Önemle takrar etmek isterim ki rıza dışında özellikle şiddet kullanarak
birlikteliğin muhakkak bir müeyyidesi olmalı. Ama bu eşi "ırz düşmanı"
olarak niteleyecek boyutta olmamalı. Ayrıca bu işin faillerinin sadece
erkekler olduğunu peşinen kabul etmenin de doğru olduğunu düşünmemekteyim.
Nasıl ki bu toplum sokakta karısını başkasının kolunda görenin "boşanırsın
olur biter" olgunluğunu kabul ediyorsa bu eylemin de en azından "boşanmaya"
sebep olabilecek sonuçlarını kabul edebileceğini düşünüyorum. Ama eşini
potansiyel ırz düşmanı, sadist manyaklar olarak gören yaklaşımın da doğru
olmadığını düşünüyorum.

İyi bayramlar dileğimle.

Av. Ali Yaşar ÜNLÜTÜRK
İstanbul Barosu
Old 12-12-2003, 20:26   #10
Av.Habibe YILMAZ KAYAR

 
Varsayılan

Sayin Hatice Hanimefendinin bir norm onerir iken o norm ile hedefledigi
"fayda" kadar o normun hayat icerisinde doguracagi sonuclari da goz onunde
tutmasinin gerek/sart oldugunu dusunuyorum.
Av.İ.Sâdi Carsancakli
Old 12-12-2003, 20:28   #11
Av.Habibe YILMAZ KAYAR

 
Varsayılan

Hocamizin gorusune katilmiyorum. Cunku Turk toplumunun orf ve adetlerinin
yasalari duzenlenmesinde dikkate alinmasindan yana olmakla beraber yasalarin
mantik ve esiltik olculeri de dikkate alinarak duzenlenmesinden yanayim.
Buna sebep ise, toplumun orf adetleri yani sira, yasalarin toplumu
yonlendiren ve duzenleyen etkisidir. Eger bugun tore cinayetleri ve
evlilikte irza gecme geregi gibi degerlendirlip cezalandirilmazsa, eylemi
gerceklestirenler yasalardan kaynaklanan bosluktan hareketle istedikleri
gibi davranmakta sakinca gormeyecek, eylemden sonrada ellerini kollarini
sallayarak gururla sokata dolasabileceklerdir (..ki bugun olan budur). Bu
durumda da yasakoyucular dolayli olarak bugun gazetelerin ucuncu sayfalarina
yansiyan ve bizim ayibimiz olan kantli vahseti desteklemis olacakdir. Diger
yandan, sayin hocamiz evli her kadin cinsel iliskiye ilsikin her turlu baski
durumda mahkemeye kosacakdir diyor ama her evli erkekde yasanin kendine
tanidigi hak ile esinin irzina gecmekte sakinca gormeyecektir. Bu durmda da
evliliki icinde irza gecilen kadinlar magdur durumda kalacaktir.

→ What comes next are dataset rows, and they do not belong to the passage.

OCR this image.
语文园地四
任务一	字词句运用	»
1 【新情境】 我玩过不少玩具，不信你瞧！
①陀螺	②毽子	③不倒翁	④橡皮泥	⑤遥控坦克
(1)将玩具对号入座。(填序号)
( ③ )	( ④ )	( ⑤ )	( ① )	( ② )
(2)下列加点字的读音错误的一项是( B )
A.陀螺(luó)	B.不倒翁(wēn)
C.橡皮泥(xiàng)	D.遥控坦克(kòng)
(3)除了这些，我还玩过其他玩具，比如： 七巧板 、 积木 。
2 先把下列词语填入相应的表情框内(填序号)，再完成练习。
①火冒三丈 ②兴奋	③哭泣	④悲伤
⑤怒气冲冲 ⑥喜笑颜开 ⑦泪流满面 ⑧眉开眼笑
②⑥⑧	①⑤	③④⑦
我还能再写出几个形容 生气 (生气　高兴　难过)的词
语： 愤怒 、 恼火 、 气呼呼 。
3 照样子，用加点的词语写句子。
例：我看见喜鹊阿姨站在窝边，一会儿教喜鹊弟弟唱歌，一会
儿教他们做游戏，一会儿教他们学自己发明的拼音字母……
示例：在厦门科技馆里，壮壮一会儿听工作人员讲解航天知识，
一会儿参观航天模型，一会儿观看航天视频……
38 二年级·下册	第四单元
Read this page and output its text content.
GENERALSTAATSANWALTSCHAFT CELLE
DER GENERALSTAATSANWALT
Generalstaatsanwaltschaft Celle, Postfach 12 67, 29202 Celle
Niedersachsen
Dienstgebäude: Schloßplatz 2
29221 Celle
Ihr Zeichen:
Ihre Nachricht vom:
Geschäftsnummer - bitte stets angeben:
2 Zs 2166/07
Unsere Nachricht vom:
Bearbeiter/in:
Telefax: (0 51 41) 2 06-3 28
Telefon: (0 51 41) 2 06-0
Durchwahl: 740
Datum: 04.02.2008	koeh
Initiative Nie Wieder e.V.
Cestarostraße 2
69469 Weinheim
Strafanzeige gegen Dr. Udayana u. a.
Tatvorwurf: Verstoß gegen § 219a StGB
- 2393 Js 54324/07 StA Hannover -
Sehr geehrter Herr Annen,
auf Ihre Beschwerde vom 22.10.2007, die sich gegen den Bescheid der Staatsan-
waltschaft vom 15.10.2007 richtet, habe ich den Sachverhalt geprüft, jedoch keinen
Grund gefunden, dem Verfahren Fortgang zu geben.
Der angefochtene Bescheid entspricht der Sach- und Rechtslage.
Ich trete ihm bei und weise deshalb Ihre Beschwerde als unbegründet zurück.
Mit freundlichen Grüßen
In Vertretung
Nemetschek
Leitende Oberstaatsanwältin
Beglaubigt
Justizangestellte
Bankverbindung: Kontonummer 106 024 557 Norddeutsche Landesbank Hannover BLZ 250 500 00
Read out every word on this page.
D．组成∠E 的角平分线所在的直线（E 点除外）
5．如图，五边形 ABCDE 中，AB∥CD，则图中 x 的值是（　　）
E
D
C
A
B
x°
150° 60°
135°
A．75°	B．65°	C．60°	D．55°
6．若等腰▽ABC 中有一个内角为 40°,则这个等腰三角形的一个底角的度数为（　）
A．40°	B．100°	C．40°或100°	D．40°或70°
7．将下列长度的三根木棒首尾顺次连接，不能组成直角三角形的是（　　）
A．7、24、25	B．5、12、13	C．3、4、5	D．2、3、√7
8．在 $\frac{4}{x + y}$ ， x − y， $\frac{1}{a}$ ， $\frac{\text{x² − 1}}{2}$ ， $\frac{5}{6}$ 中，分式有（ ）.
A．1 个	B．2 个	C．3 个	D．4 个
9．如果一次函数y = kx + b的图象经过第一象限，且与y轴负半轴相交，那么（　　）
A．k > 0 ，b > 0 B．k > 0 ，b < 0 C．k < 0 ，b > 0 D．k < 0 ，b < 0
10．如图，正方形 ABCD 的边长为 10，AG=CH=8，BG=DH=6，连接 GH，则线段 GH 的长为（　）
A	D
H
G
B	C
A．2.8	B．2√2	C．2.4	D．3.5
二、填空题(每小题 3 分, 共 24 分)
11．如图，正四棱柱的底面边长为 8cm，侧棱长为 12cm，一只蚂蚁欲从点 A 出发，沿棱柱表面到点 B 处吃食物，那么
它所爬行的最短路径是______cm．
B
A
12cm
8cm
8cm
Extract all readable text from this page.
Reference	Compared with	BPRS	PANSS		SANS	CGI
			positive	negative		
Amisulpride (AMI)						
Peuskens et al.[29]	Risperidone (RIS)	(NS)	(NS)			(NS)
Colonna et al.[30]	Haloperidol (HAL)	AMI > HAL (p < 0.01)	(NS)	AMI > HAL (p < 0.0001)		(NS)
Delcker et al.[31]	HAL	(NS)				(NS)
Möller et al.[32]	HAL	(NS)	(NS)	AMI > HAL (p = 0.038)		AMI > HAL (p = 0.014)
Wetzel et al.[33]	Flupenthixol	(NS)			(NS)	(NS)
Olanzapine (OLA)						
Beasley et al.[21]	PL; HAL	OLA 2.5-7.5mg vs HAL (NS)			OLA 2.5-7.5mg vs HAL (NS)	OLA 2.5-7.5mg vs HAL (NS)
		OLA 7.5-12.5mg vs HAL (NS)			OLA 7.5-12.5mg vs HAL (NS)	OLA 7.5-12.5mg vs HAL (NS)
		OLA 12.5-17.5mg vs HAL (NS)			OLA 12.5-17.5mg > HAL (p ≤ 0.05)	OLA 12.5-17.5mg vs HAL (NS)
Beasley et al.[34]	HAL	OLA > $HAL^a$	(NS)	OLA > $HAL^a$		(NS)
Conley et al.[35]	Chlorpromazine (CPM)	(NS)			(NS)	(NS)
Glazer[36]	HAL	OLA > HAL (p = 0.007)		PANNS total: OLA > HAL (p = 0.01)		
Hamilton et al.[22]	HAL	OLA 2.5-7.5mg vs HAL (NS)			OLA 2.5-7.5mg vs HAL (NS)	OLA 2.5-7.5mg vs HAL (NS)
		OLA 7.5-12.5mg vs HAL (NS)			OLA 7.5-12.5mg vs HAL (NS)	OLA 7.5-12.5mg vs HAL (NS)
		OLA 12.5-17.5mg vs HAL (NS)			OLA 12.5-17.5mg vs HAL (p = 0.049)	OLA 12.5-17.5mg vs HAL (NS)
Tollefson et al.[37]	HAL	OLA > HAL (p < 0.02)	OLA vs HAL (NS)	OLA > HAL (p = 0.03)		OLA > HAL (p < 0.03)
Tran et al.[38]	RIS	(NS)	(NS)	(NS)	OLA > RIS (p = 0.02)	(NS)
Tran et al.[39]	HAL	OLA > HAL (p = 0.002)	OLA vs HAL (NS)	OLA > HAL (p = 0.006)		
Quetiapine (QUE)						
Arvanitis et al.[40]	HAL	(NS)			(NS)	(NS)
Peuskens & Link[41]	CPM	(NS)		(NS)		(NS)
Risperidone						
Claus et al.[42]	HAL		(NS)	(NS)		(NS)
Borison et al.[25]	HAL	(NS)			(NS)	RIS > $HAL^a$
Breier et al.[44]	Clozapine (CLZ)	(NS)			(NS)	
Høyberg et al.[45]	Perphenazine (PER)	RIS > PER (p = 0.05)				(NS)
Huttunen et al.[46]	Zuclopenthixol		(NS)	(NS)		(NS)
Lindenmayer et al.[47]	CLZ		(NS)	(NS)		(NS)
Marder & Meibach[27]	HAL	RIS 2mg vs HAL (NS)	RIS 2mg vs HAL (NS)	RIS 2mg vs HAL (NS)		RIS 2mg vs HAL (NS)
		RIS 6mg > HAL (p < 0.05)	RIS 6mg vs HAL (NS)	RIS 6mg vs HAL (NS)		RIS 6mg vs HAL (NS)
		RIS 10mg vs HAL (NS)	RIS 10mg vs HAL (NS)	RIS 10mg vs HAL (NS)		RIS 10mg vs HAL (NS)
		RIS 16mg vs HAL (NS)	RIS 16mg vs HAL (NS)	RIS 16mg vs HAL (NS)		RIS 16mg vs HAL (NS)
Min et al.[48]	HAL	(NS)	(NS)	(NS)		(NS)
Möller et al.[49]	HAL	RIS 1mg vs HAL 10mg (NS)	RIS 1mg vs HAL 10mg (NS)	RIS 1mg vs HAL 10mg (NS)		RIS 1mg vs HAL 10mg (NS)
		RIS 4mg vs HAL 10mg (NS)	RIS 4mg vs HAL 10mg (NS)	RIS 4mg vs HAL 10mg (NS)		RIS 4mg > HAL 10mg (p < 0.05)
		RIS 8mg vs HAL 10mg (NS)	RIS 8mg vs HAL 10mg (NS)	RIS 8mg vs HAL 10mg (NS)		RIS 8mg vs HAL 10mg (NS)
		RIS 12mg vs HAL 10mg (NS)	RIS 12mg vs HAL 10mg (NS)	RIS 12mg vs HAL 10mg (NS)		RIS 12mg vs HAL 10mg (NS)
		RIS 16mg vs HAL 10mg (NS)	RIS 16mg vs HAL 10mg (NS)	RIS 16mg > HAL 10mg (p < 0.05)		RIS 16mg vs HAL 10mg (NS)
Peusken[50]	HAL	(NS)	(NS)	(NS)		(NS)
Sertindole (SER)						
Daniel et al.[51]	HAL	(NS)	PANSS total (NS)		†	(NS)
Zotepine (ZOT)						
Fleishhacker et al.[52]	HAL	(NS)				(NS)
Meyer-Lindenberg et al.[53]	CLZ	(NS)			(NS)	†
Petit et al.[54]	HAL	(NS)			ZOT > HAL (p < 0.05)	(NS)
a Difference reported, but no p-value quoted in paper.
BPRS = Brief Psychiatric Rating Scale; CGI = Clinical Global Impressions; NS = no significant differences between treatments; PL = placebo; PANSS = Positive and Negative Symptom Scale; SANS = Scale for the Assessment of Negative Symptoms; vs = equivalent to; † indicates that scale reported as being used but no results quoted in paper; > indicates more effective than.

Sayin hocamin destekledigi gorus yasalarin kadini edilgen, erkegi ise etken
duruma sokmaktan oteye gorturmeyecek, ve de Turk adaleti de akilci ve
esitlikce olmaktan cok uzak olacaktir.

Saygilarimla,

Av. Deniz Cengiz
Old 12-12-2003, 20:29   #12
Av.Habibe YILMAZ KAYAR

 
Varsayılan

Sayın Cengiz
Aklıma takılan ve daha öncede sorduğum ve fakat cevap alamadığım şu soruyu
size de sorma gereği hissttim. Madem akıldan ve eşitlikten söz ediyoruz.
Madem etken ve edilgenlık söz konus değil neden bu suçun madurları kadın ve
failleri erkek olmak zorunda. Buna karşı olma anlamında sormuyorum. O halde
neden erkeklerin de mağdur olması söz konusu olmasın ve bu "gerçeğe uygun"
bir yasa çıkarılmasın.
İyi çalışmalar dileğimle.

Ali Yaşar ÜNLÜTÜRK
Avukat İstanbul Barosu
Old 12-12-2003, 20:30   #13
Av.Habibe YILMAZ KAYAR

 
Varsayılan

Sayın Meslekdaşlarım;

Konuyu tartışırken göz önünde tutmamız gerken iki kavramı kısaca hatırlatmak
istiyorum -ki görüş bildiren bazılarımızın demogojik bir yaklaşımla yanlış
kullandıklarını ve ikinci olarak hatırlatacağım kavramdan da haberdar
olmadıklarını gözlemledim ) - :

1-EŞİTLİK : Kadın ve erkeğin eşitliği derken , sözü edilen fiziksel değil,sosyal
ve yasalar önünde eşitliktir. Fiziksel olarak eşit değil , ama.FARKLI oldukları
açıktır.

2-POZİTİF AYRIMCILIK: Sosyal,fiziksel veya bunlar dışındaki durumları (ya da
konumları) itibariyle belirli bir cinsiyette,çocukluk durumundaki (vd.)bireyleri
korumak amacıyla ayrımcılık öngören yasal düzenlemeler yapılabilir,haklar
bakımından-hakların yaşama geçirilmesi bakımından da yapılmalıdır.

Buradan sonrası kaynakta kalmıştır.